Small Team, Big Breakthrough: Prof. Yang Hongxia’s Team Overcomes the Three Major Barriers to Large Model Fusion with InfiFusion Framework
With just 100 GPUs, scientists have dismantled the “three walls” of large model fusion, making it possible to build stronger models from any open-source foundation. This breakthrough comes from the team led by Prof. Hongxia Yang, and is being hailed as a milestone in scalable, efficient large model integration.
I. Breaking Through the “Three Walls” of Large Model Fusion
According to the team, early attempts at large model fusion in the AI community often revolved around naïvely “stitching together” the parameters of multiple models. However, this approach quickly ran into three major barriers:
Distillation mismatch caused by differing vocabularies across models.
Semantic noise resulting from conflicting styles among multiple teacher models.
Persistent concerns over values and safety even after capabilities were distilled.

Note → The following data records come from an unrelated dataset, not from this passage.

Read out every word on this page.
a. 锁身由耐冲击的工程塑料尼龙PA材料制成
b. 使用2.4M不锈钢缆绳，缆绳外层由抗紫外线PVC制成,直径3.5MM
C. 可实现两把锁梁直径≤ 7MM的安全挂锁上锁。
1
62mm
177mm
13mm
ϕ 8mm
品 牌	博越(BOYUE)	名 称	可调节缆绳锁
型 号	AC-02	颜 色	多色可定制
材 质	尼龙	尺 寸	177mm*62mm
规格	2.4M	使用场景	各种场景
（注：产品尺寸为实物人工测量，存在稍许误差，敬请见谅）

To address this, the team introduced a three-part fusion strategy:
InfiFusion: Tackles the vocabulary mismatch using Universal Logit Distillation (ULD) with Top-K selection and logit standardization, achieving stable and effective cross-vocabulary distillation with minimal computational cost.

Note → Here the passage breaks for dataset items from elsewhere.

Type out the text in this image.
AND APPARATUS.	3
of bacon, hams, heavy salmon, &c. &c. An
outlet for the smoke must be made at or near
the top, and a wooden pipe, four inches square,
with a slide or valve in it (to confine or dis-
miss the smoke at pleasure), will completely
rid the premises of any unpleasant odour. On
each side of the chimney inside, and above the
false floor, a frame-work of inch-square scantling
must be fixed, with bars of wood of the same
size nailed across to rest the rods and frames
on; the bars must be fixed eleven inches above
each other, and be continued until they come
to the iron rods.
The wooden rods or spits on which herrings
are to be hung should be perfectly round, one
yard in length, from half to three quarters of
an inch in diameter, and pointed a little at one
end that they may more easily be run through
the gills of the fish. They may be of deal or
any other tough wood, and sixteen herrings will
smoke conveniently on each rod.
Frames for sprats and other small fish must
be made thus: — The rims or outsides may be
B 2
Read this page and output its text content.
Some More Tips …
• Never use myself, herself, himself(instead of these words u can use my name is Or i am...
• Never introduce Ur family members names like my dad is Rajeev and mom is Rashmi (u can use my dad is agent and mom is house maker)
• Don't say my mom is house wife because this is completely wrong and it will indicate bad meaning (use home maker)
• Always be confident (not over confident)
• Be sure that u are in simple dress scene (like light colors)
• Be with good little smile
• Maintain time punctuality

InfiGFusion: Recognizes that aligning probability distributions is not enough—teacher models often encode different “syntactic skeletons.” This method treats logits as graphs and uses the Gromov-Wasserstein distance to perform structure-level alignment, resolving the second barrier.
InfiFPO: Focuses on preference alignment in the final stage using a modified RLHF (Reinforcement Learning from Human Feedback) framework. By introducing multi-source probability fusion, length normalization, and probability truncation, it ensures the resulting model is not only capable and coherent but also safe and aligned with human values.
“The trilogy of papers was designed to strengthen the three pillars of fusion: capability, structure, and value,” the team explained.
II. From “Reinforcing Foundations” to “Correcting Course”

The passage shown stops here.